I'm sorry if this sounds too hard, but I really think next time you come across something that's "irritating" for you (but isn't a serious risk for your business), you should really just report the issue and if you want to open a thread, don't make any bold statements about the importance of your problem. If it really is such an important one, the community will react accordingly and it's importance will be proven naturally.

We all have something to rant about. Even you :grinning:. If I had a nickel for every rant I put into a radar...

I once filed a radar about problems due to Obj-c having a flat namespace causing me problems with a suite of Photoshop filters that all had shared Cocoa code. I started my bug report with "I know you'll never fix this, but..." The guy who read my bug report sent me back a message saying I shouldn't be so negative, they might fix it. I'm sure it's not fixed to this day.

Anyway, if your rant is longer than your bug report that's probably counter-productive. I can't say whether insulting the Apple engineers will get you positive or negative results on the bug. The main problem is the entire radar system is a black hole. One always tries to make their bug report stick out so it'l get fixed. It's all just part of life here in Apple-land.

1 Like

First, I wish I could be more constructive, but for me, this is the annoying little tip of a more critical iceberg, and I think that sometimes, showing your frustration can actually be constructive. Also, I would like to point out that my frustration is of course not directed towards Apple engineers (or any other person) but towards "the system/structure".

It is a convenience feature, sure, and stuff like auto balancing brackets gets into muscle memory after a while which makes it really annoying when it's sometimes there and sometimes not.

I do temporarily comment out code every now and then, yes, and I simply expect a professional IDE to be able to handle that without problems.

For example, I might comment out a piece of code while writing an improvement, or I might paste some code as a commented out temporary reference.
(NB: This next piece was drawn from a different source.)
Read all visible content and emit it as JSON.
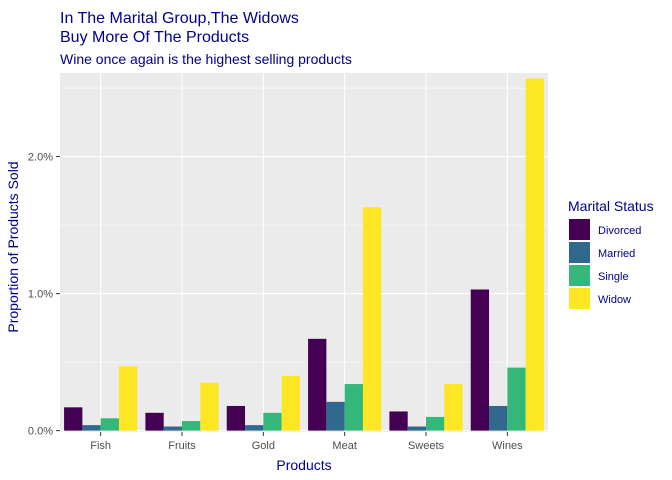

Also, doc comments can include code examples, the standard library is full of them. (I do not, of course, leave (non-doc) commented out code in production code.)

If so, of course they should be mad at Apple and let both Apple and the community know about the problems and their frustration. They would probably ask if anyone else has the same problems and then, if necessary, spend even more of their precious time to isolate and formulate bugs.

There's no reason you can't get mad about critical bugs and irritated by long standing annoying bugs.

I have reported 103 Jiras and probably 100+ radars (found no UI to see the actual number), including some small overlap of old Swift bugs before Jira, and I'd not be surprised if that's more than what 99.9% of Swift/Xcode users has bothered to report.

I should probably adjust my tone, but the time I spend on bumping into, identifying, working around, filing and keeping track of bugs in Swift and Xcode makes it hard.

Well, this thread was my attempt. : )

This is one area where I think the language server and a built in formatter would really help, as it would open this type of formatting up outside of whatever mechanism Xcode uses, which is rather buggy compared to other IDEs. Allowing the community to fix these types of issues could help a lot, depending on the difficultly.